The asset management arms of three insurance firms have applied to issue a total of five fund products in a relaunched process that will see them start to compete with mainstream managers.

PICC, TaiKang and Taiping have submitted equity, bond and fund of fund requests with the China Insurance Regulatory Commission (CIRC). It is understood these are private funds and so come under CIRC. Public mutual funds are governed by the China Securities Regulatory Commission (CSRC).

The move comes after the CIRC released guidelines on Sunday, February 17 outlining the type of product, investment horizon, investor qualification and approval requirements for insurer AMs to launch collective investment funds.

According to the guidelines, they can issue products to other qualified investors, as well as industry peers. A collective fund should comprise no more than 200 individuals, each with a minimum Rmb1 million investment. The threshold for a single investor in a segregated account is Rmb30 million.

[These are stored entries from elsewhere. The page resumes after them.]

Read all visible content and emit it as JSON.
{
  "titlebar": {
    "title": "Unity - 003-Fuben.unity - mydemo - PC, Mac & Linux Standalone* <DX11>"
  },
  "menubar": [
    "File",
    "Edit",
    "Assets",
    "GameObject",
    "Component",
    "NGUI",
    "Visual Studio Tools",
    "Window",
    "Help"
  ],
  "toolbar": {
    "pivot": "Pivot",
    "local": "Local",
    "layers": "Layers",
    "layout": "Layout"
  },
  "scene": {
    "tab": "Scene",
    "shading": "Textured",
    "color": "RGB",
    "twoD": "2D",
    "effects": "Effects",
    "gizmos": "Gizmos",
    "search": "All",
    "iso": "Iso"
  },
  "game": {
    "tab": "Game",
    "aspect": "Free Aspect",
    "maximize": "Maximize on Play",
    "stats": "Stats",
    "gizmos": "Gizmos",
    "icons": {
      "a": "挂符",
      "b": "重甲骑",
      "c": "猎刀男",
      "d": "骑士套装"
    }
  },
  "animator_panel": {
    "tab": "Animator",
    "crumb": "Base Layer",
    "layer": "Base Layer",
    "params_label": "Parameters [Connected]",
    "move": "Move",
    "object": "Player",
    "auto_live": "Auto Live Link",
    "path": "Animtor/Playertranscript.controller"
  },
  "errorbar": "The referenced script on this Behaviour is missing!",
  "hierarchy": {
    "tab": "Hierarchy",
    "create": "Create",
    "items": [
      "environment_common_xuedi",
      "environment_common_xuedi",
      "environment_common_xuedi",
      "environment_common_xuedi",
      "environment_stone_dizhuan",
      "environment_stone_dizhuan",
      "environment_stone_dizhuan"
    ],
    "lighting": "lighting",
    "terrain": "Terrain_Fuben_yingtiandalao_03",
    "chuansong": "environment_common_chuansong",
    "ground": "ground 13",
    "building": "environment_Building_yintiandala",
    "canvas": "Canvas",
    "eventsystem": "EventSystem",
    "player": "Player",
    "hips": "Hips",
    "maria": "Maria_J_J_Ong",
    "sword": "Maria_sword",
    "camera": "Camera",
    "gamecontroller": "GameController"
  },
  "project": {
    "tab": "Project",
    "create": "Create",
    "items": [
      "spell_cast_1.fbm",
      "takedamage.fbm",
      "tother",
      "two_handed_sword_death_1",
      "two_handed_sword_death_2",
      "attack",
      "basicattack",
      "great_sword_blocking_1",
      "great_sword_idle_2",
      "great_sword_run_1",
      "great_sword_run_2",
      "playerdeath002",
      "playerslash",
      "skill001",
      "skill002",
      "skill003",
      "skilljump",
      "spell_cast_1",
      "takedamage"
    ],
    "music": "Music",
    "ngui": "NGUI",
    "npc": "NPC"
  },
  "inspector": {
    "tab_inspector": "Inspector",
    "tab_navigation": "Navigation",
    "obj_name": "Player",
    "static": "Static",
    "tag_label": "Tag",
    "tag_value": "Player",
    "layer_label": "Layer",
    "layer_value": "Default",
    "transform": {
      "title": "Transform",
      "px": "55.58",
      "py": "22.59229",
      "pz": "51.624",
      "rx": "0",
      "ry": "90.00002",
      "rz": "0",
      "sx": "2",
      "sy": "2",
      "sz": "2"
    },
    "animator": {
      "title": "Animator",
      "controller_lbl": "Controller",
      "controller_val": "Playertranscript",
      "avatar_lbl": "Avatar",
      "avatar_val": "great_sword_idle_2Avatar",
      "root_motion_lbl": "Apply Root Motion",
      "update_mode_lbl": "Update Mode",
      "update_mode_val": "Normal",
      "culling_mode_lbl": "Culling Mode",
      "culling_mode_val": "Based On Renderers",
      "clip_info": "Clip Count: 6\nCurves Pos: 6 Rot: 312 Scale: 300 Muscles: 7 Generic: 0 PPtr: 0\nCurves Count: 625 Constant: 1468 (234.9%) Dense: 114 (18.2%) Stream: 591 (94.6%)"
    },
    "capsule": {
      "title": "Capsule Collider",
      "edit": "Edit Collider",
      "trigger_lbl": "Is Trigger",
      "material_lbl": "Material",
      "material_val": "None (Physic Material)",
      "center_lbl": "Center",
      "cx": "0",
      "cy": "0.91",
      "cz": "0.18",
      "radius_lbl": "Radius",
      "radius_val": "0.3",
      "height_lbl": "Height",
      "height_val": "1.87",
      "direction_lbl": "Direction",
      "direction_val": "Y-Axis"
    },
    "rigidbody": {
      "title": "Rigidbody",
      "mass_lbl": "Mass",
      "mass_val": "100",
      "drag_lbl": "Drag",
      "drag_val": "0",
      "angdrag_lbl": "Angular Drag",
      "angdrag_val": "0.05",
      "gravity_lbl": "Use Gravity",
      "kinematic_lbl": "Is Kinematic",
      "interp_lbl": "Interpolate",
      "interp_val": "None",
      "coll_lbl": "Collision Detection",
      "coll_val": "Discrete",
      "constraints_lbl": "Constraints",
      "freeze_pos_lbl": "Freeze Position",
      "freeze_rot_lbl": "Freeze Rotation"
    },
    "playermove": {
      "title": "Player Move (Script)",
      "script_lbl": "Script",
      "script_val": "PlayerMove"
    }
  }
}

This means insurers can engage in the sort of segregated account and multi-client segregated account business that fund management companies (FMCs) run, notes Lillian Zhu, senior analyst at consultancy Z-Ben Advisors.

A shanghai-based compliance officer at an insurer makes a similar point: “This is about private funds, as the guidelines say the investors should not exceed 200. It is just like the segregated account business FMCs run.”



The products that insurers are permitted to invest in range in exposure from bank deposits, equity, bond, fund of funds, treasuries, asset-backed securities, infrastructure and real estate.

They can partner agencies to promote their products. However, they are not allowed to market them via the internet, television, radio, newspapers and other mass media.

The new rules will enable insurers to expand their business scope. Previously they were only allowed to offer pension products and enterprise annuity business; now they can source money from a range of investors, enabling them to compete on a level playing field with FMCs.

The CIRC announced measures to allow insurance firms to set up their own asset management business back in 2010. However, according to one media report, the regulator launched such a pilot scheme in 2006, with four firms – PICC, Taikang, Huatai Insurance and CPIC – participating. Six products were issued – a money-market fund and five bond funds.

On a separate note, in December Beijing announced revisions to the Investment Funds Law to allow insurers, as well as securities firms and private funds, to launch mutual fund businesses.

And last night the CSRC unveiled new guidelines for them to do so. Firms have to become a member of the Asset Management Association of China. They should have good corporate governance and internal risk controls, a good track record with three consecutive years of profit and not have breached regulations in the past three years. 

The minimum AUM for securities firms and insurers stays at Rmb20 billion. Insurers need net assets of at least Rmb500 million. Private fund organisations should have a minimum of Rmb2 billion in AUM over the past three years and Rmb10 million in capital receipt.

The guidelines are due to come into effect on June 31, the same day as the revised Investment Funds Law.